I’ve been doing the re-posting of stories for a long time, with my own agenda and for my own reasons. I’m bringing something unique to the table to begin with. I was already good at it.

Finding an image can take a few minutes. To go and take an original photograph can take fifteen minutes, an hour, perhaps longer depending on how far that location is. I can’t really charge the client for this, as the cost would be prohibitive and we wouldn’t be able to do some of the stories that we really want on the blog. Fifteen bucks an hour just for driving somewhere is out of the question.

For that, I rely on the $0.40/kilometre mileage rate for the Ontario Disability Support Program’s allowable deductions for business and employment. Let’s be honest, it helps to have a bit of business experience and with some good reading skills, I’ve learned the guidelines as best I can. As a former editor of a local newspaper once told me, not exactly unkindly, my mind tends to jump around a bit.

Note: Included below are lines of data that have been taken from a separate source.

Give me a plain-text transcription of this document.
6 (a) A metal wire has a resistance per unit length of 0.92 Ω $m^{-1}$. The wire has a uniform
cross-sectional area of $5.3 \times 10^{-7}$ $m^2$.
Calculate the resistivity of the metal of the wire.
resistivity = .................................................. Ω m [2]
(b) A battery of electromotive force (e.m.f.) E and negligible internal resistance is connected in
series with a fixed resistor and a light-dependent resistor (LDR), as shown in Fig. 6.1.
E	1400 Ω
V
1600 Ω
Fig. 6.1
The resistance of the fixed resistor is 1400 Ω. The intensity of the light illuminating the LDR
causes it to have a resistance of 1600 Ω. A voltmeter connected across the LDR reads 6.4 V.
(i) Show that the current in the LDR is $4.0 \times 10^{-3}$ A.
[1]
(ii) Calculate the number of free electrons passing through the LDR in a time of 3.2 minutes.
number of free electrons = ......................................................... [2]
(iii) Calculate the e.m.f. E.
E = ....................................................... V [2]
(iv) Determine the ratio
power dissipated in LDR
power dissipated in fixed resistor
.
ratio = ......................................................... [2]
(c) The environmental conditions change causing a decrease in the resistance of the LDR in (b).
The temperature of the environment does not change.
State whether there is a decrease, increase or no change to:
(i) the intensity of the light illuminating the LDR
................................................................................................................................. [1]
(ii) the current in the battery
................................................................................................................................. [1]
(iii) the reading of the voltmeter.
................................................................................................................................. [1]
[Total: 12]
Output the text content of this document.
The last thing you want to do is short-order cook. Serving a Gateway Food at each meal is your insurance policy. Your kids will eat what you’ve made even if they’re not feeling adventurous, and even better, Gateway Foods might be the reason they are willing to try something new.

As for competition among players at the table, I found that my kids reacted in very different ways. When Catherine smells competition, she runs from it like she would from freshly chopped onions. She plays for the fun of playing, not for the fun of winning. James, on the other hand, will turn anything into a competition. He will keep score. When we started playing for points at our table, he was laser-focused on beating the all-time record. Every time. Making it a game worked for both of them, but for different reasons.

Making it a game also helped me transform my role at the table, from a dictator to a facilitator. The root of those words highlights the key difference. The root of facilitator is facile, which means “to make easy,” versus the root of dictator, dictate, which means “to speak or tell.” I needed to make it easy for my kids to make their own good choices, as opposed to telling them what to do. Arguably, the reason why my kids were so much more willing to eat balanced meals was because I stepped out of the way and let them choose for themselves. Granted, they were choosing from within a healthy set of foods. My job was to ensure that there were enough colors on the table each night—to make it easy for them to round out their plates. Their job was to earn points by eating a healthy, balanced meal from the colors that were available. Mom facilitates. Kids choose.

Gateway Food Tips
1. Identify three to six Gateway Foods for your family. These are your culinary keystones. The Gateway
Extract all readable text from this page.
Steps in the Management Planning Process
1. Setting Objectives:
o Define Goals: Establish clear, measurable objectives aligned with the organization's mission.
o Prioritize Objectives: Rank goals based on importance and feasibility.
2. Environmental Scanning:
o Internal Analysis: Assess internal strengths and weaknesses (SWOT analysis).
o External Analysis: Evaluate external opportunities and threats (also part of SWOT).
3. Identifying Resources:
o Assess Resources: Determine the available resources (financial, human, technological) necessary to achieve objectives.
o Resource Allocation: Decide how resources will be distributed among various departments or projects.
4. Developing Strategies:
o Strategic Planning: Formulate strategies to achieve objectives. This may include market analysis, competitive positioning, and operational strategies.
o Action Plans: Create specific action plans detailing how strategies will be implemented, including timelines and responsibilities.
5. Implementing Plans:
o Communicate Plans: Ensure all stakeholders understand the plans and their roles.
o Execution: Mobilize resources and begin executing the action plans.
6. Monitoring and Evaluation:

The mileage tends to offset excess income, which means I get to keep it dollar-for-dollar, rather than losing it at a claw-back rate of fifty cents on every dollar earned. And I have no doubt that I earned it.

When I take original photos, give up an hour of my time, do something for the client that takes a minute and I mark it ‘no charge’, on the old tab-sheet, that represents something, let’s call it commitment. When I monitor an ad on Kijiji, for crying out loud, bumping it up again for a nominal fee when the thing drops down a page or two, well, guess what.  

The customer doesn’t have time for this. They have no time, nor the interest, in doing it themselves—and while Kijiji is happy enough to bump an ad, for quite a bit more than I charge, (incidentally), they’re still not monitoring that ad. They don’t know or really care what page it has dropped down to. All their bots know, is that it has been superseded by x-number of subsequent ads and that therefore it is now on page 33.

When I add links into someone else’s story, or link to additional coverage, that represents some kind of value added to what was originally just a re-blog from our local paper.

If you were willing to go around to people’s houses, take pictures of the boat, the car, the old washing machine, take down the information, set up the ads and set up an account for them, charge some nominal fee, this might be an interesting little sideline business. For me, it is a revenue stream related to my writing skills. It really doesn’t depend on anyone else except the clients.

Sell their stuff for them and they are more than happy to pay it.